Hadoop 2.0 added Apache YARN to its ecosystem to provide a platform for processing data that doesn’t just use MapReduce but can also use other data processing engines. The YARN infrastructure is responsible for providing computational resources such as CPUs and memory that are required to run the various applications. The YARN infrastructure and HDFS are fundamentally separate entities. YARN provides resources for running an application, while HDFS provides storage.
Backward compatibility with Hadoop 1.x: MapReduce in Hadoop 2 maintains API compatibility with previous stable release (Hadoop 1.x). This means that all MapReduce jobs should still run unchanged on top of YARN with just a recompile.
There are three major components to the YARN architecture:
- Resource Manager (RM)
- Node Manager (NM)
- ApplicationMaster (AM)
Resource Manager (RM)
The ResourceManager, or RM is the master daemon of YARN, which is usually one per cluster. In other words, it’s the master server. RM is responsible for managing the global assignments of resources (CPU and memory) among all the applications. The DataNode’s location and available resources are both known (referred as rack awareness) to the RM.
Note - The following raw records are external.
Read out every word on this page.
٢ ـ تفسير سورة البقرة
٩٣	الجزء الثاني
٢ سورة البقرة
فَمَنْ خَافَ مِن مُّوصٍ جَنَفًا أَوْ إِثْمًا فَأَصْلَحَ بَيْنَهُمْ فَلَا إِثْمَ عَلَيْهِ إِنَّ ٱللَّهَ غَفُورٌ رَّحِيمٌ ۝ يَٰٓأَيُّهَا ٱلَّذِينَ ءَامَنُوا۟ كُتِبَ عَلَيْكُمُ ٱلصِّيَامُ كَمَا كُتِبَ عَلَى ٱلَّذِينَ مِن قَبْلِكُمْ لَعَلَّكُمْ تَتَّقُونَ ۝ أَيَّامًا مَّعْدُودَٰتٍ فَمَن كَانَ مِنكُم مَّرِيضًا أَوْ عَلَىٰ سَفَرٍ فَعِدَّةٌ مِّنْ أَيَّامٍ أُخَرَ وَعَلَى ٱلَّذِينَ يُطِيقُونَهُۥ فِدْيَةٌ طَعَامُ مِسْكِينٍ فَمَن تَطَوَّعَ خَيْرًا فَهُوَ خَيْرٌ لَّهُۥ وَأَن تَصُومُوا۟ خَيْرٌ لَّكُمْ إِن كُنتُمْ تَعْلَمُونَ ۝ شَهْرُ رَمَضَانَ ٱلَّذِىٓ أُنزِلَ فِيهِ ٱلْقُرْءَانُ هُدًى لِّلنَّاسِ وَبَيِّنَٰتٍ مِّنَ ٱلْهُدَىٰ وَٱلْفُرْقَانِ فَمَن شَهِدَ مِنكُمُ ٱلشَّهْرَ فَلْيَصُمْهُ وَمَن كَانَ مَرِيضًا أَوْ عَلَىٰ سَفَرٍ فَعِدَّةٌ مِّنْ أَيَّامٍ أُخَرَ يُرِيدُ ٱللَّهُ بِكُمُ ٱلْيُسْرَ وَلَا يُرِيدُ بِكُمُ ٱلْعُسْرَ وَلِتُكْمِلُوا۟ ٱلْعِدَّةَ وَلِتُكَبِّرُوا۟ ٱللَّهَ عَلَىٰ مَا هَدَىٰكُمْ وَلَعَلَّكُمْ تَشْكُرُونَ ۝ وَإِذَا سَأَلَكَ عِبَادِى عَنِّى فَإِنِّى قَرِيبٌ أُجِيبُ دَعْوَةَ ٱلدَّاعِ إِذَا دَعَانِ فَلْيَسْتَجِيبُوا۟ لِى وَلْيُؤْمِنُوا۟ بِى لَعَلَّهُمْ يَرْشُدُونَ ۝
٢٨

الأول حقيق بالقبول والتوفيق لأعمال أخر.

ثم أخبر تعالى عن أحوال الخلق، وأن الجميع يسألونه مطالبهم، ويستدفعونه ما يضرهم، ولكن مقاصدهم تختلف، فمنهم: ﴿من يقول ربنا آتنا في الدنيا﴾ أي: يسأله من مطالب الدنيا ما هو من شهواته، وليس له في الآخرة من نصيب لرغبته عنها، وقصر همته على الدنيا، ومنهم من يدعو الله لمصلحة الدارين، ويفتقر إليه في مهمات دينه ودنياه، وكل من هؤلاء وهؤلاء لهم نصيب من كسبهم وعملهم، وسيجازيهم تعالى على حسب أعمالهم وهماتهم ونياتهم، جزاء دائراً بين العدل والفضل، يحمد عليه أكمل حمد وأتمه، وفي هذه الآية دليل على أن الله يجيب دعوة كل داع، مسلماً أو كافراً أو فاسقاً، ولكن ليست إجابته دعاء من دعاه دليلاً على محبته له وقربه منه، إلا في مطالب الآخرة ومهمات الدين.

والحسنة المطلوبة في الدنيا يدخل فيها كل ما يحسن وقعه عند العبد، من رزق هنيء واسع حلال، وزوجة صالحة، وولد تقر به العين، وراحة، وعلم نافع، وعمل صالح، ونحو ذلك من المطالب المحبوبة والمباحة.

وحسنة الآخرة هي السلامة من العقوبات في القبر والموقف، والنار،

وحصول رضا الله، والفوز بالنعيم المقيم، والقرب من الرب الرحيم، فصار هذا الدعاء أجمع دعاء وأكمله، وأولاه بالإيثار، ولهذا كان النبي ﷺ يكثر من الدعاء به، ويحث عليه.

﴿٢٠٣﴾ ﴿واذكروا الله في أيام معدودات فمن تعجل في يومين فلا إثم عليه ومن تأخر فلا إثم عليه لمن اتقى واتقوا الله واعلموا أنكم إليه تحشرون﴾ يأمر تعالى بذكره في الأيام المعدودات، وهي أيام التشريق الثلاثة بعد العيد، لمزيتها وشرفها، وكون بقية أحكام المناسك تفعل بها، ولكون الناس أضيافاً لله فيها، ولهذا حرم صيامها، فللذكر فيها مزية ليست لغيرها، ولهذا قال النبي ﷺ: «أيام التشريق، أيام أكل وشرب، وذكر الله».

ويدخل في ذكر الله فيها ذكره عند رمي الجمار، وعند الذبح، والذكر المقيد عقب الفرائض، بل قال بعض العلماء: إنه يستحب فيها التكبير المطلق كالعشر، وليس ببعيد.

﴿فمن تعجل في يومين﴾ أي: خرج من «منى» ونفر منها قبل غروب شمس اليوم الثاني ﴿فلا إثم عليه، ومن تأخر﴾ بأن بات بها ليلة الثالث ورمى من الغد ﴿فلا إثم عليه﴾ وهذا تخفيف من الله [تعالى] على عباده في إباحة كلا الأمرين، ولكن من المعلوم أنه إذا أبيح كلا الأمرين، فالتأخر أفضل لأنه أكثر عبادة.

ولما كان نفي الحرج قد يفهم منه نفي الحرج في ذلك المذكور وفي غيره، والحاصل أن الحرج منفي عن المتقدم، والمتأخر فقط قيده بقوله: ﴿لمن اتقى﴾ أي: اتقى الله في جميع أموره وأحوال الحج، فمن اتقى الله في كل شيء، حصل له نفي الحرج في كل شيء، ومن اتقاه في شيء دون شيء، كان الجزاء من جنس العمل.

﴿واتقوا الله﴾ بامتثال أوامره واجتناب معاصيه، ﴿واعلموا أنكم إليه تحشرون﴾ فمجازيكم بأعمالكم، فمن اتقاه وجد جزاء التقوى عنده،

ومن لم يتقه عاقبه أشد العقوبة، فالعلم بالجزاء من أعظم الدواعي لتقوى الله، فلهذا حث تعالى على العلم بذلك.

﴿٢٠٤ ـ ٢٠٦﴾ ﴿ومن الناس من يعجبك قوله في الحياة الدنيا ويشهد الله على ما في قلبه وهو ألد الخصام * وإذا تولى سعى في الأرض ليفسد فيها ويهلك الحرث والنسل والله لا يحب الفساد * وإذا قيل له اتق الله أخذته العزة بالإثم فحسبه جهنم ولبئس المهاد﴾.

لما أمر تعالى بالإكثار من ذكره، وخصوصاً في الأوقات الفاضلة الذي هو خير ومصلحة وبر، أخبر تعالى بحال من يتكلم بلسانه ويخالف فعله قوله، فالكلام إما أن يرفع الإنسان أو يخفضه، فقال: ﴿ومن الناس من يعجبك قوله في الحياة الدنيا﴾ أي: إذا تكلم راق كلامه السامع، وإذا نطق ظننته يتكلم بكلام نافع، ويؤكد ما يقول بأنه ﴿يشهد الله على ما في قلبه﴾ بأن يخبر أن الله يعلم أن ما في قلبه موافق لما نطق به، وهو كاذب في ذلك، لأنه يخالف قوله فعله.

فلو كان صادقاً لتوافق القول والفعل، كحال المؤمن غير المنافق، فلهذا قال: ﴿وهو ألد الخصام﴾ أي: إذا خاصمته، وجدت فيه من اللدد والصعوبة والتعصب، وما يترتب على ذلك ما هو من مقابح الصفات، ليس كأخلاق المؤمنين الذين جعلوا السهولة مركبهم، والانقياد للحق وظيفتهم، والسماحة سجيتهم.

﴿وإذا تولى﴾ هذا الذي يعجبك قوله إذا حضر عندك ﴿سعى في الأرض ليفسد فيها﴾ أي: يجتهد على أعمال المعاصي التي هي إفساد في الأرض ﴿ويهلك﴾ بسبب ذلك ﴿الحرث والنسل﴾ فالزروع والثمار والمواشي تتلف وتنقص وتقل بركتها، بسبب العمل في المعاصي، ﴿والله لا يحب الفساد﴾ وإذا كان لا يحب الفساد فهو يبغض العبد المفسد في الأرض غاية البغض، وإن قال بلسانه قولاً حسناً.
ResourceManager has two main components:
The Scheduler is responsible for allocating resources to the various running applications, using the standard limitations of capacity, queues, etc. Since it is exclusively dealing with task scheduling, it does not perform any tracking or monitoring of applications. Furthermore, it offers no guarantees about restarting failed tasks either due to application failure or hardware failures. The Scheduler performs its scheduling function based on the resource requirements of the applications.
The Scheduler has a pluggable policy which is responsible for partitioning the cluster resources among the various queues, applications etc. The current schedulers such as the CapacityScheduler and the FairScheduler would be some examples of plug-ins.
The ApplicationsManager is responsible for accepting job submissions, negotiating the first container for executing the application-specific ApplicationMaster, and providing the service for restarting the ApplicationMaster container on failure.
Every application has a specific ApplicationMaster associated with it, i.e., one AM is assigned to each application. AM negotiates resources with the Resource Manager and works with the Node Manager. Specifically, the ApplicationMaster has the responsibility of negotiating appropriate resource containers from the Scheduler, tracking their status, and monitoring progress.